De plus, le syndicat dénonce un coup de pression de la part de la hiérarchie et raconte l’histoire d’un agent placé en arrêt de maladie par son généraliste, un arrêt cassé par le médecin du travail "sans même l’ausculter".
"L’essentiel, pour notre direction, c’est que le service tourne. Peu importe si un policier est remis sur le terrain et susceptible de faire un malaise à tout moment", a déploré le représentant syndical auprès de France Bleu.
Le dialogue avec la préfecture de police est en cours, conclut la radio.

Les signes de la fatigue des policiers

Les grèves des policiers se sont multipliées ces dernières années, alors que le nombre de manifestations en France a connu une augmentation importante et par conséquent que la pression sur les forces de l’ordre s’est également accrue.

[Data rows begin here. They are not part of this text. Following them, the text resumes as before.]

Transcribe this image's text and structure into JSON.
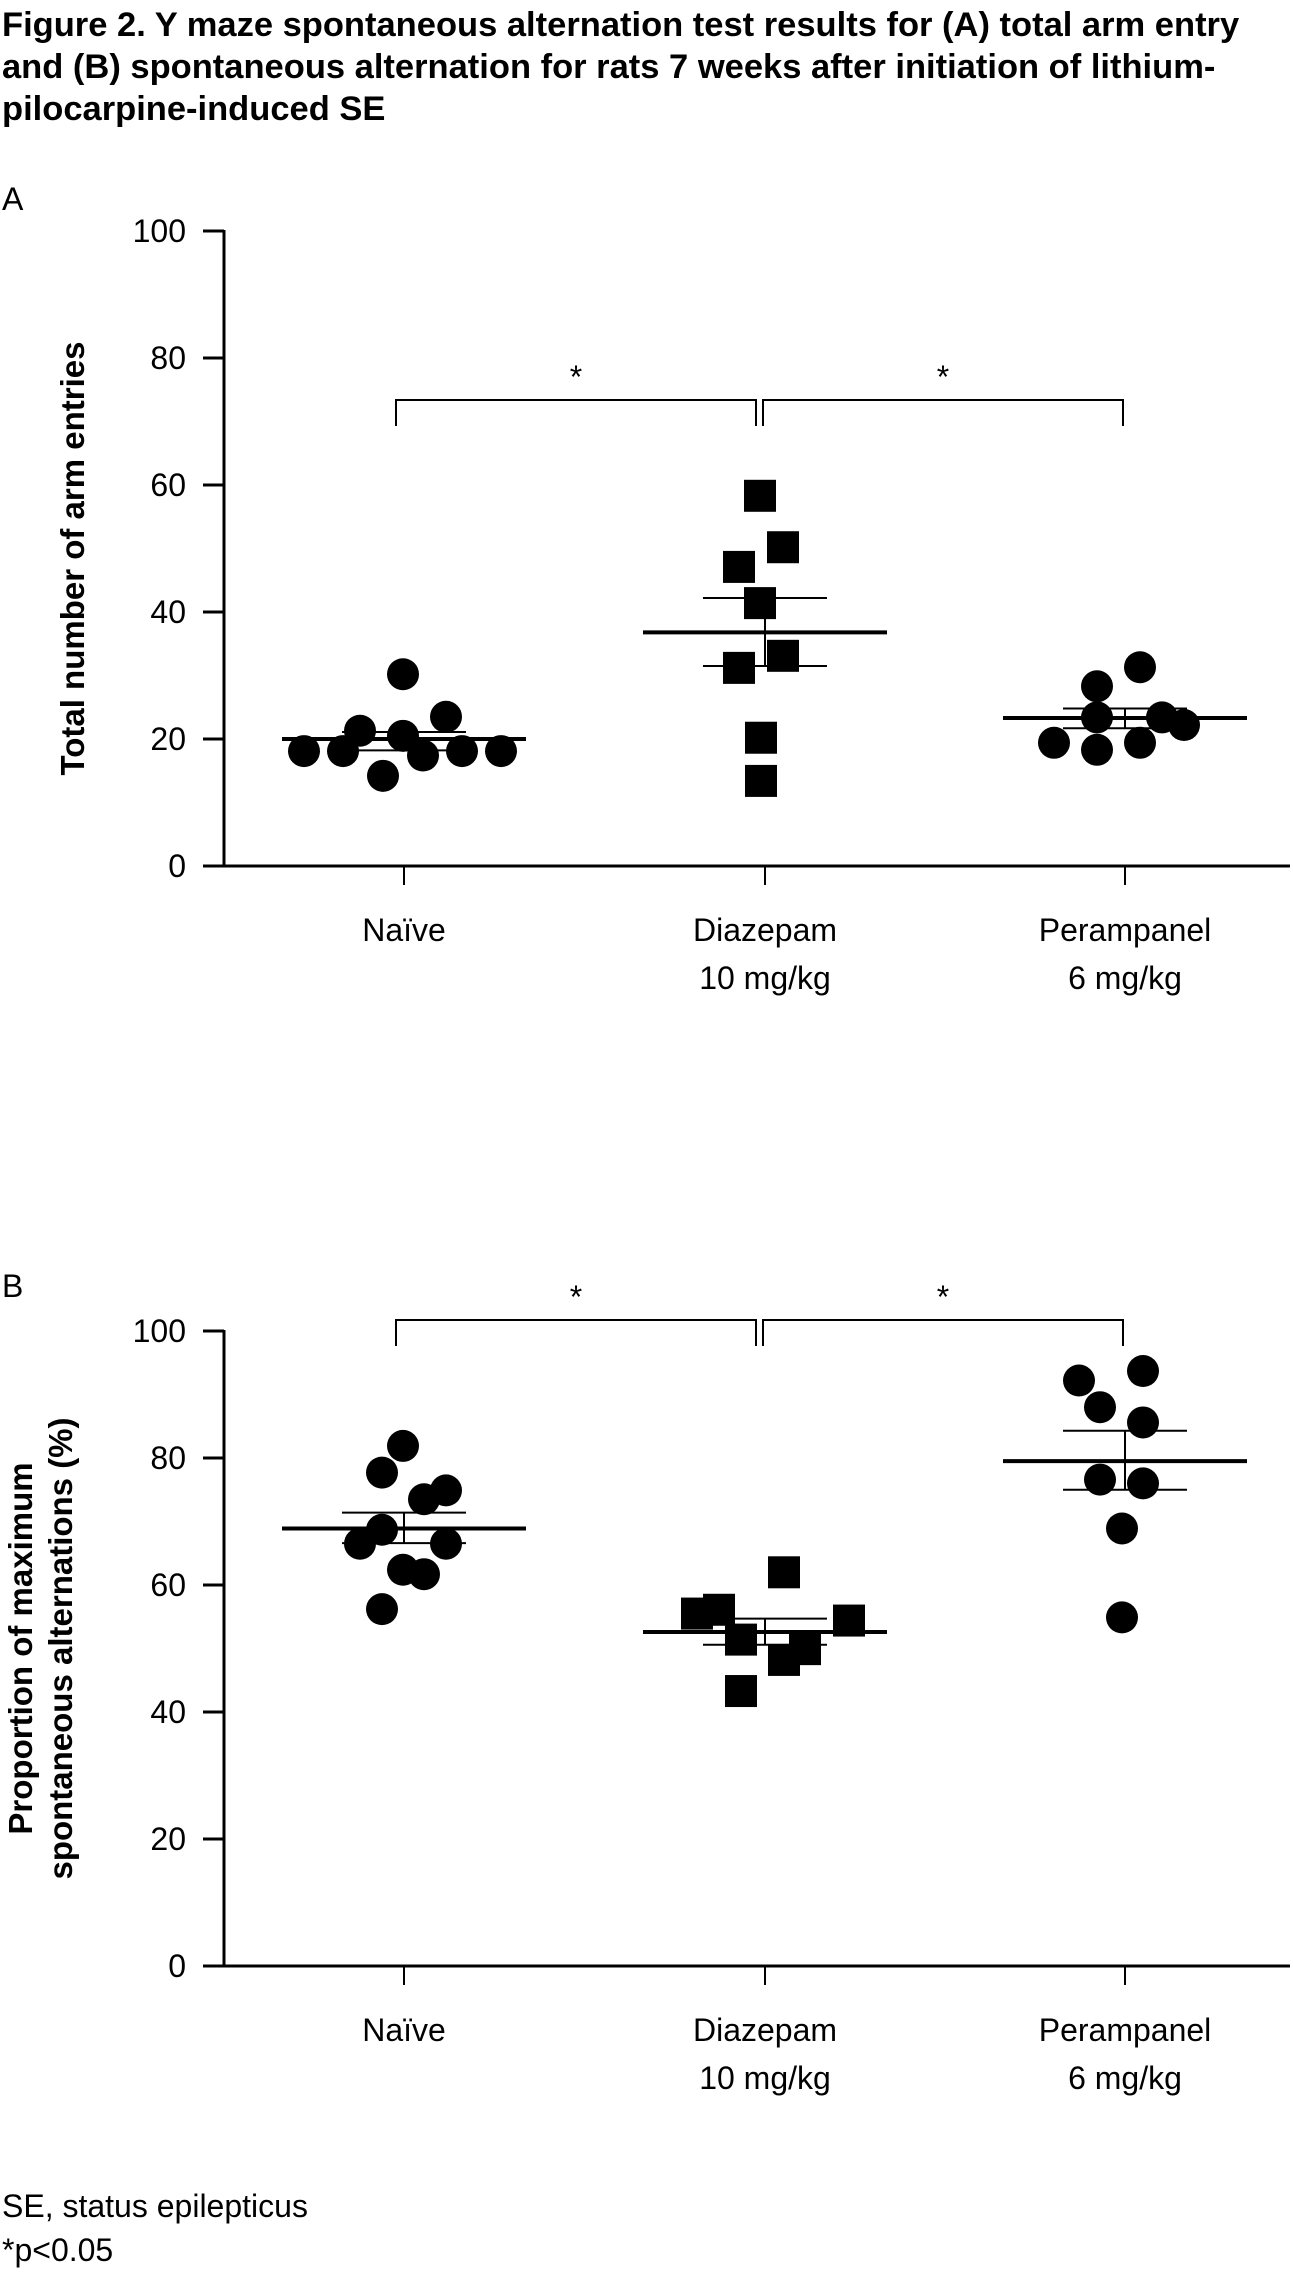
{
  "figure": {
    "title": "Figure 2. Y maze spontaneous alternation test results for (A) total arm entry and (B) spontaneous alternation for rats 7 weeks after initiation of lithium-pilocarpine-induced SE",
    "footnotes": [
      "SE, status epilepticus",
      "*p<0.05"
    ]
  },
  "chart_data": [
    {
      "panel": "A",
      "type": "scatter",
      "title": "",
      "xlabel": "",
      "ylabel": "Total number of arm entries",
      "ylim": [
        0,
        100
      ],
      "yticks": [
        0,
        20,
        40,
        60,
        80,
        100
      ],
      "grid": false,
      "categories": [
        {
          "label": "Naïve",
          "sublabel": ""
        },
        {
          "label": "Diazepam",
          "sublabel": "10 mg/kg"
        },
        {
          "label": "Perampanel",
          "sublabel": "6 mg/kg"
        }
      ],
      "series": [
        {
          "name": "Naïve",
          "marker": "circle",
          "values": [
            18.1,
            18.1,
            21.3,
            14.2,
            20.5,
            30.2,
            17.4,
            23.5,
            18.1,
            18.1
          ],
          "mean": 20.0,
          "sem": [
            18.2,
            21.1
          ]
        },
        {
          "name": "Diazepam 10 mg/kg",
          "marker": "square",
          "values": [
            58.3,
            50.2,
            47.1,
            41.4,
            33.1,
            31.2,
            20.2,
            13.4
          ],
          "mean": 36.8,
          "sem": [
            31.5,
            42.2
          ]
        },
        {
          "name": "Perampanel 6 mg/kg",
          "marker": "circle",
          "values": [
            31.3,
            28.3,
            23.4,
            23.4,
            22.2,
            19.4,
            18.3,
            19.4
          ],
          "mean": 23.3,
          "sem": [
            21.7,
            24.8
          ]
        }
      ],
      "significance": [
        {
          "from": 0,
          "to": 1,
          "label": "*"
        },
        {
          "from": 1,
          "to": 2,
          "label": "*"
        }
      ]
    },
    {
      "panel": "B",
      "type": "scatter",
      "title": "",
      "xlabel": "",
      "ylabel": [
        "Proportion of maximum",
        "spontaneous alternations (%)"
      ],
      "ylim": [
        0,
        100
      ],
      "yticks": [
        0,
        20,
        40,
        60,
        80,
        100
      ],
      "grid": false,
      "categories": [
        {
          "label": "Naïve",
          "sublabel": ""
        },
        {
          "label": "Diazepam",
          "sublabel": "10 mg/kg"
        },
        {
          "label": "Perampanel",
          "sublabel": "6 mg/kg"
        }
      ],
      "series": [
        {
          "name": "Naïve",
          "marker": "circle",
          "values": [
            81.9,
            77.7,
            74.9,
            73.5,
            68.7,
            66.5,
            66.5,
            62.4,
            61.7,
            56.2
          ],
          "mean": 68.9,
          "sem": [
            66.6,
            71.4
          ]
        },
        {
          "name": "Diazepam 10 mg/kg",
          "marker": "square",
          "values": [
            62.0,
            55.5,
            56.1,
            54.4,
            51.4,
            49.9,
            48.2,
            43.3
          ],
          "mean": 52.6,
          "sem": [
            50.6,
            54.7
          ]
        },
        {
          "name": "Perampanel 6 mg/kg",
          "marker": "circle",
          "values": [
            93.7,
            92.2,
            88.0,
            85.6,
            76.6,
            76.0,
            68.9,
            54.9
          ],
          "mean": 79.5,
          "sem": [
            75.0,
            84.3
          ]
        }
      ],
      "significance": [
        {
          "from": 0,
          "to": 1,
          "label": "*"
        },
        {
          "from": 1,
          "to": 2,
          "label": "*"
        }
      ]
    }
  ]
}
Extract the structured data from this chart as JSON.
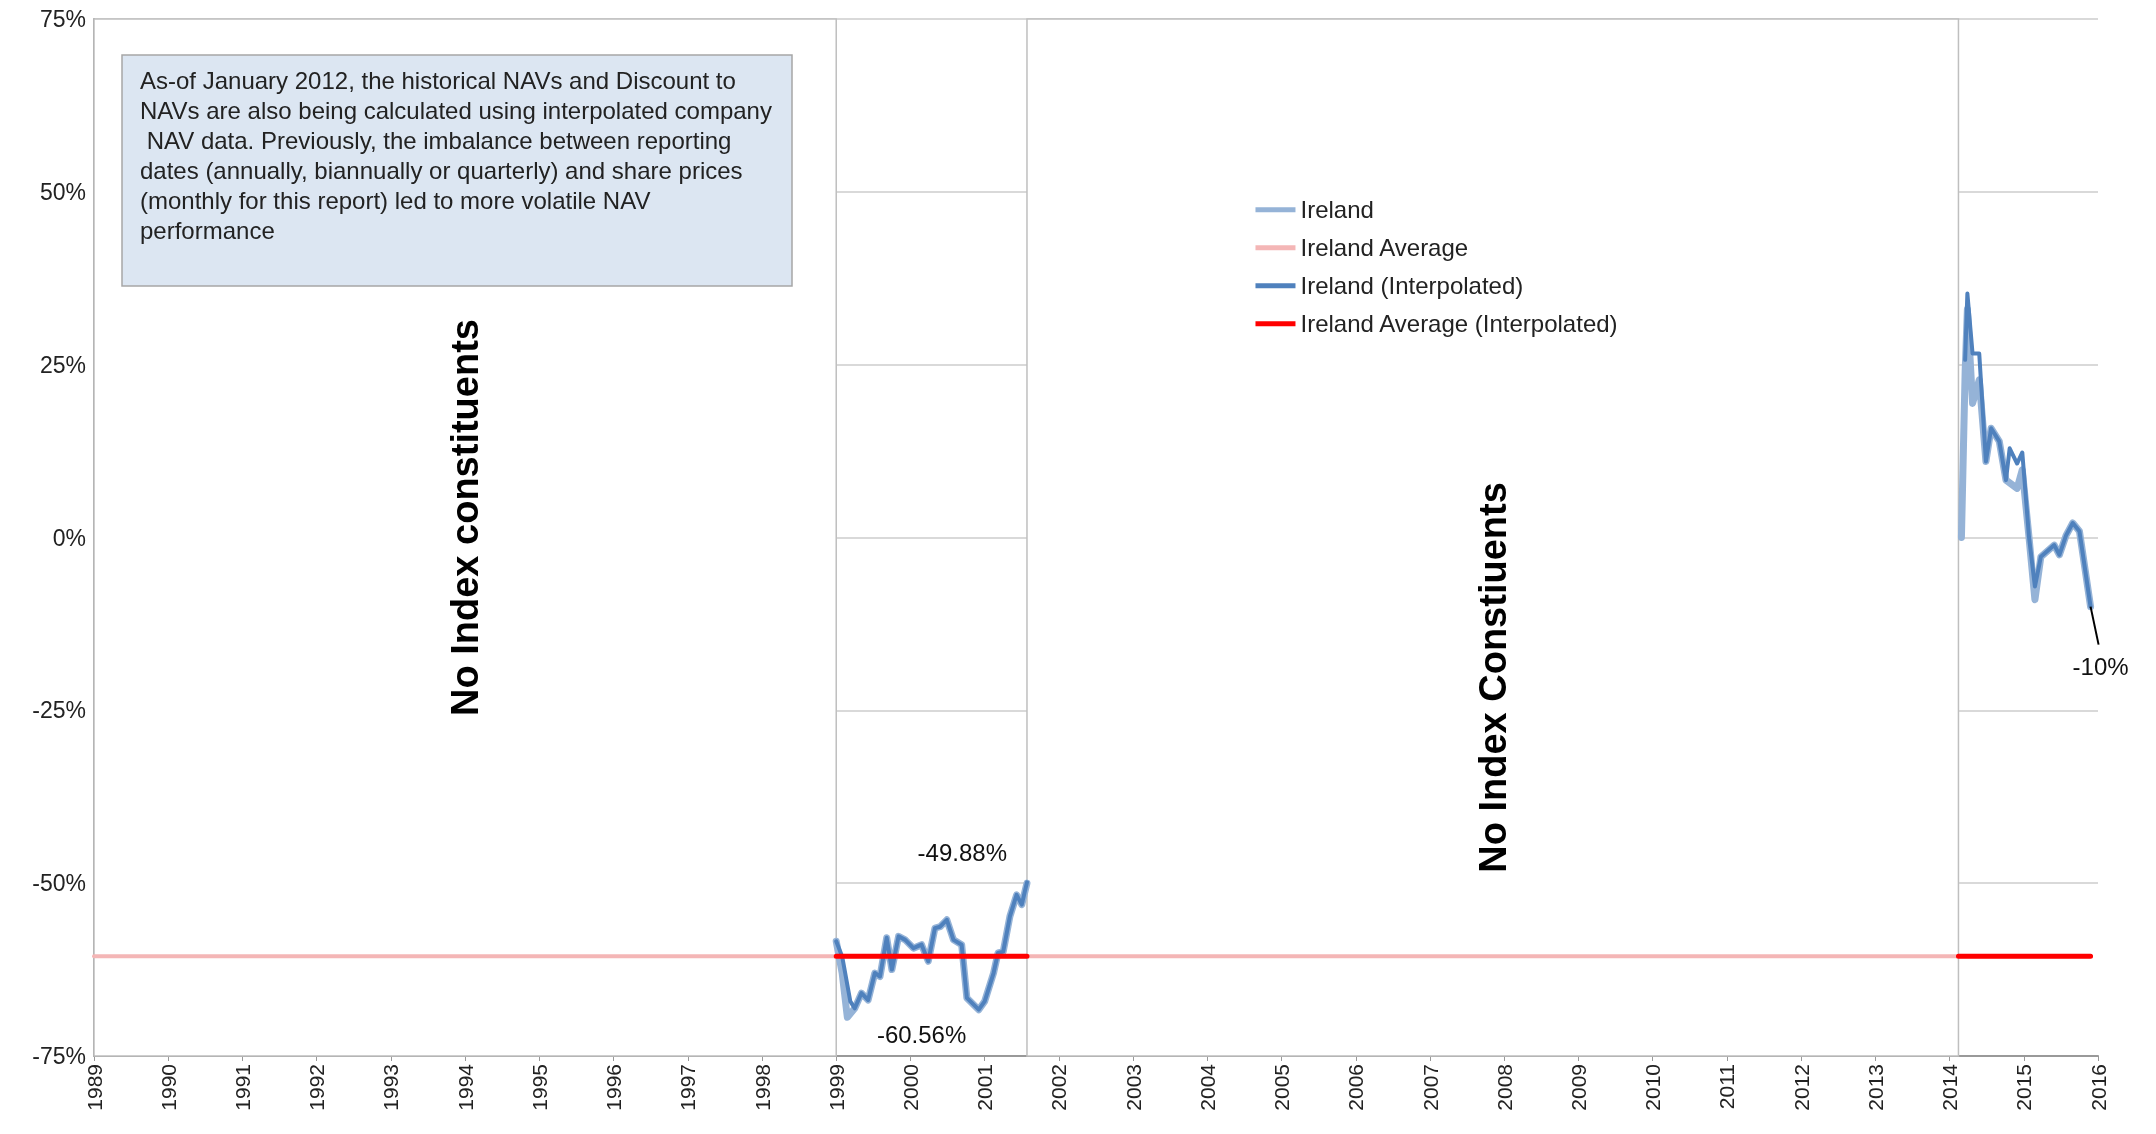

Un autre coup de colère de la part des policiers a été suscité par Emmanuel Macron qui avait évoqué le 4 décembre, lors d’une interview auprès du média en ligne Brut, les contrôles au faciès et les violences policières. Il avait notamment jugé "insoutenable" que soient davantage ciblés les jeunes dont la peau "n’est pas blanche". Ces paroles ont provoqué des actions de protestations des forces de l'ordre un peu partout dans l’Hexagone.
Qui plus est, en 2018, année où 35 policiers et 33 gendarmes se sont donné la mort, le Sénat a publié un rapport sur cette problématique. Le texte faisait le constat inquiétant d’un taux de suicide "anormalement élevé" chez ces professionnels dont le moral est en berne. Le document fait notamment état d’"un taux de suicide dans la police supérieur de 36% à celui de la population générale et des risques psychosociaux avérés".
Pour rappel, aujourd’hui, les policiers qui ont besoin d’assistance psychologique peuvent en recevoir en composant un numéro unique d'écoute et de soutien (le 0805 230 405), accessible à tous les personnels 24h sur 24, sept jours sur sept. Les appels sont "anonymes, confidentiels et gratuits".